IoTのリスクをデモで実演し会場に強いインパクト

Date: 
22 June 2015
Location: 
日本

ワイヤレス・テクノロジー・パーク 2015と同時に開催されたワイヤレスジャパン2015の基調講演には、ノキアネットワークス モバイルブロードバンドセキュリティ プロダクトマネージメント部長のロドリゴ・ブリトがスピーカーとして登壇しました。題目は「スマートデバイスやIoTに対応したネットワークセキュリティ」です。

ブリトは、2015年のモバイルネットワークの姿をこう説明します、「モバイルネットワークには50億人がつながり、接続するデバイスの数は500億まで増えると予想されます、つまり、つながる人の10倍のモノがつながることが予測されるのです。これだけネットワークに接続したデバイスの数が増えるということは、犯罪者にとって新しいビジネスチャンスが生まれることになります」。

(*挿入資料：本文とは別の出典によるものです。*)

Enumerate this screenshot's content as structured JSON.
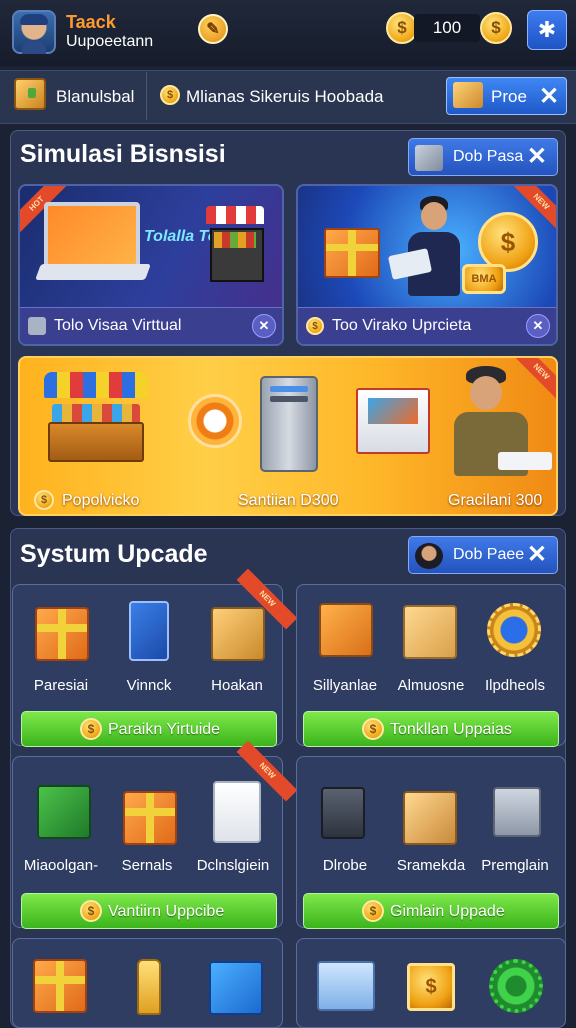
{
  "player": {
    "name": "Taack",
    "status": "Uupoeetann"
  },
  "currency": {
    "amount": "100"
  },
  "header_icons": [
    "edit-icon",
    "coin-icon",
    "gear-icon"
  ],
  "subbar": {
    "tab1": "Blanulsbal",
    "tab2": "Mlianas Sikeruis Hoobada",
    "pro_label": "Proe"
  },
  "business": {
    "title": "Simulasi Bisnsisi",
    "pill_label": "Dob Pasa",
    "card_a": {
      "art_text": "Tolalla Tocal",
      "footer": "Tolo Visaa Virttual"
    },
    "card_b": {
      "art_text": "BMA",
      "footer": "Too Virako Uprcieta"
    },
    "card_c": {
      "label1": "Popolvicko",
      "label2": "Santiian D300",
      "label3": "Gracilani 300"
    }
  },
  "upgrade": {
    "title": "Systum Upcade",
    "pill_label": "Dob Paee",
    "cards": [
      {
        "items": [
          "Paresiai",
          "Vinnck",
          "Hoakan"
        ],
        "button": "Paraikn Yirtuide"
      },
      {
        "items": [
          "Sillyanlae",
          "Almuosne",
          "Ilpdheols"
        ],
        "button": "Tonkllan Uppaias"
      },
      {
        "items": [
          "Miaoolgan-",
          "Sernals",
          "Dclnslgiein"
        ],
        "button": "Vantiirn Uppcibe"
      },
      {
        "items": [
          "Dlrobe",
          "Sramekda",
          "Premglain"
        ],
        "button": "Gimlain Uppade"
      }
    ]
  },
  "colors": {
    "accent_orange": "#ff9a2e",
    "button_blue": "#2f6ee0",
    "button_green": "#4cc22a",
    "panel": "#2a3554"
  }
}
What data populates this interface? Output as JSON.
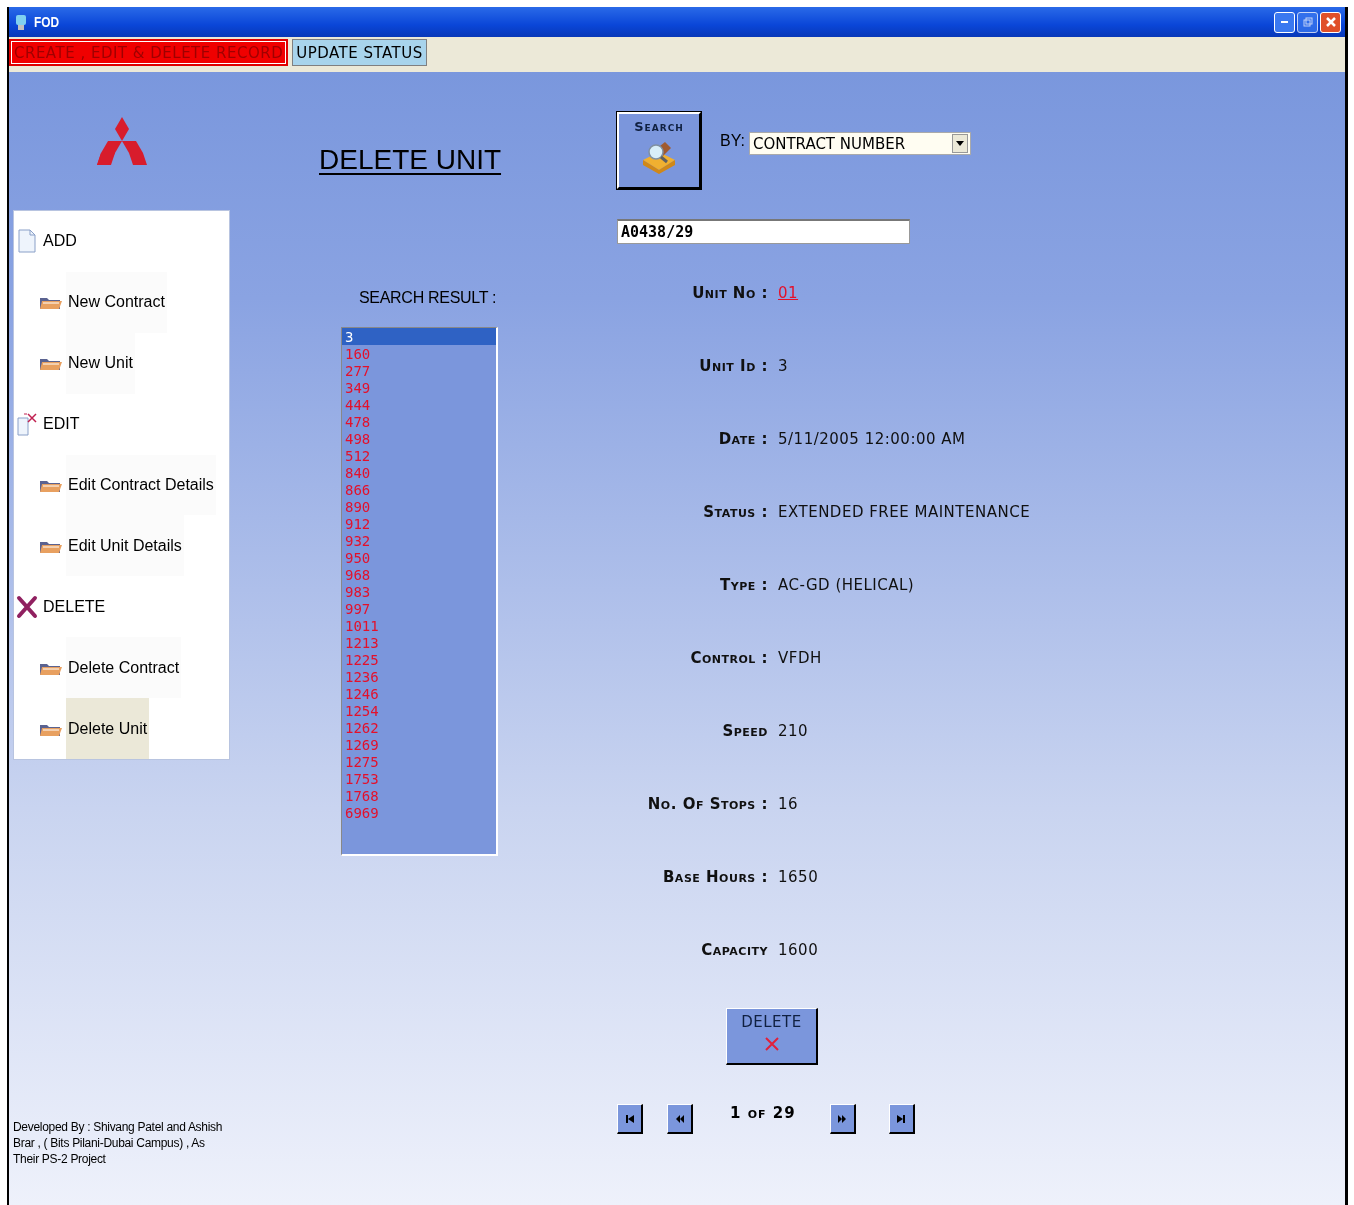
{
  "window": {
    "title": "FOD"
  },
  "tabs": [
    {
      "label": "CREATE , EDIT & DELETE RECORD",
      "selected": true
    },
    {
      "label": "UPDATE STATUS",
      "selected": false
    }
  ],
  "page_title": "DELETE UNIT",
  "sidebar": {
    "sections": [
      {
        "label": "ADD",
        "children": [
          {
            "label": "New Contract",
            "selected": false
          },
          {
            "label": "New Unit",
            "selected": false
          }
        ]
      },
      {
        "label": "EDIT",
        "children": [
          {
            "label": "Edit Contract Details",
            "selected": false
          },
          {
            "label": "Edit Unit Details",
            "selected": false
          }
        ]
      },
      {
        "label": "DELETE",
        "children": [
          {
            "label": "Delete Contract",
            "selected": false
          },
          {
            "label": "Delete Unit",
            "selected": true
          }
        ]
      }
    ]
  },
  "footer": "Developed By : Shivang Patel and Ashish Brar   , ( Bits Pilani-Dubai Campus) , As Their PS-2 Project",
  "search": {
    "button": "Search",
    "by_label": "BY:",
    "by_value": "CONTRACT NUMBER",
    "value": "A0438/29"
  },
  "search_result": {
    "label": "SEARCH RESULT :",
    "items": [
      {
        "label": "3",
        "selected": true
      },
      {
        "label": "160",
        "selected": false
      },
      {
        "label": "277",
        "selected": false
      },
      {
        "label": "349",
        "selected": false
      },
      {
        "label": "444",
        "selected": false
      },
      {
        "label": "478",
        "selected": false
      },
      {
        "label": "498",
        "selected": false
      },
      {
        "label": "512",
        "selected": false
      },
      {
        "label": "840",
        "selected": false
      },
      {
        "label": "866",
        "selected": false
      },
      {
        "label": "890",
        "selected": false
      },
      {
        "label": "912",
        "selected": false
      },
      {
        "label": "932",
        "selected": false
      },
      {
        "label": "950",
        "selected": false
      },
      {
        "label": "968",
        "selected": false
      },
      {
        "label": "983",
        "selected": false
      },
      {
        "label": "997",
        "selected": false
      },
      {
        "label": "1011",
        "selected": false
      },
      {
        "label": "1213",
        "selected": false
      },
      {
        "label": "1225",
        "selected": false
      },
      {
        "label": "1236",
        "selected": false
      },
      {
        "label": "1246",
        "selected": false
      },
      {
        "label": "1254",
        "selected": false
      },
      {
        "label": "1262",
        "selected": false
      },
      {
        "label": "1269",
        "selected": false
      },
      {
        "label": "1275",
        "selected": false
      },
      {
        "label": "1753",
        "selected": false
      },
      {
        "label": "1768",
        "selected": false
      },
      {
        "label": "6969",
        "selected": false
      }
    ]
  },
  "details": [
    {
      "label": "Unit No :",
      "value": "01",
      "kind": "link"
    },
    {
      "label": "Unit Id :",
      "value": "3",
      "kind": "text"
    },
    {
      "label": "Date :",
      "value": "5/11/2005 12:00:00 AM",
      "kind": "text"
    },
    {
      "label": "Status :",
      "value": "EXTENDED FREE MAINTENANCE",
      "kind": "text"
    },
    {
      "label": "Type :",
      "value": "AC-GD (HELICAL)",
      "kind": "text"
    },
    {
      "label": "Control :",
      "value": "VFDH",
      "kind": "text"
    },
    {
      "label": "Speed",
      "value": "210",
      "kind": "text"
    },
    {
      "label": "No. Of Stops :",
      "value": "16",
      "kind": "text"
    },
    {
      "label": "Base Hours :",
      "value": "1650",
      "kind": "text"
    },
    {
      "label": "Capacity",
      "value": "1600",
      "kind": "text"
    }
  ],
  "delete_button": "DELETE",
  "pager": {
    "text": "1 of 29"
  }
}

ブリトは続けて「サイバー犯罪の規模は、すでに世界全体でドラッグビジネスに匹敵し非常に儲かるビジネスを担っています。これは今後の増長が予測されるものです。Androidのスマートフォンやモバイルバンキングは明らかに犯罪者に狙われるようになっています。10年後には人の10倍以上のモノがつながるようになるのに、現在のデバイスの70%は暗号化すらされていないのです」と現状を解説しました。

来場者がブリトの基調講演で注目していたのは、実際にモバイルネットワークにどのような脅威がせまっているかを示したデモでした。最初はスマートフォンに迫る脅威です。「スマートフォンユーザーは、通常は有料の面白いゲームなどが無料で手に入るとしたら、使ってしまうこともあるでしょう。無料で手に入れた有名なゲームアプリには、実はマルウエアが仕込まれていて、ゲームをしているあなたの写真を撮影し、あなたの場所を特定して犯罪者に送るといった“不便なボーナス”が付いているのです」。来場者にスマートフォンを手渡してゲームを楽しんでいるときに、犯罪者の側の画面を示した会場のスクリーンには来場者の映像や現在地などが映しだされました。

また、よりIoTのセキュリティを意識しやすいように、LTEに接続した監視カメラのデモも行いました。カメラ用のウィルスを仕組むことで、カメラの映像を犯罪者が手に入れてプライバシーを侵害するだけでなく、カメラが「広告をクリックしたり、Eメールを送ったりする」という実例も紹介しました。「犯罪者は、広告をクリックするたびに自分たちにお金が入るような詐欺を用意します。そして、その広告を監視カメラや冷暖房システムなどがクリックして、犯罪者のクリック詐欺を成立させてしまうのです」。

こうした脅威が、人の10倍のモノがつながるIoT時代のデバイスに忍び寄ることになります。利用者をこうした脅威から守るにはどうしたらいいでしょうか。ブリトはこう説明します。「日本などの情報化が進んだ国では、平均的に見た1人に10台の2倍以上のデバイスを使うことになるかもしれません。これらをデバイスのオーナーが全て守るのは難しいでしょう。デバイスは通信事業者のネットワークに接続しています。デバイスを守る1つの方法が通信事業者のネットワークにセキュリティ対策を施すことです。ノキアはNokia Mobile Guard という技術を開発し、通信事業者によるモバイルデバイスのセキュリティ対策に対応を考えています」。

デバイスは、マルウエアなどに感染すると、通常と異なる動作をします。監視カメラが定期的に写真を送るのは自然だとしても、Eメール送信や広告のクリックを繰り返すのはおかしいと考えられます。通信事業者はネットワーク上でデバイスの挙動を確認し、犯罪者による異常な行動が見られた場合には、デバイスのオーナーに警告を通知するといった対策を施せるわけです。

「通信サービスの加入者は、自分が使っているIoTのデバイスがマルウエアなどに感染してしまったら、それをいち早く知りたいと思うでしょう。10年後に素晴らしい世界がやってくるとき、多くの脅威が押し寄せてくることも事実です。そこで通信事業者には加入者を守る役割があるでしょうし、加入者を守れるネットワークを作れたならばそれは通信事業者の差異化の要因にもなるでしょう」とブリトは講演を締めくくりました。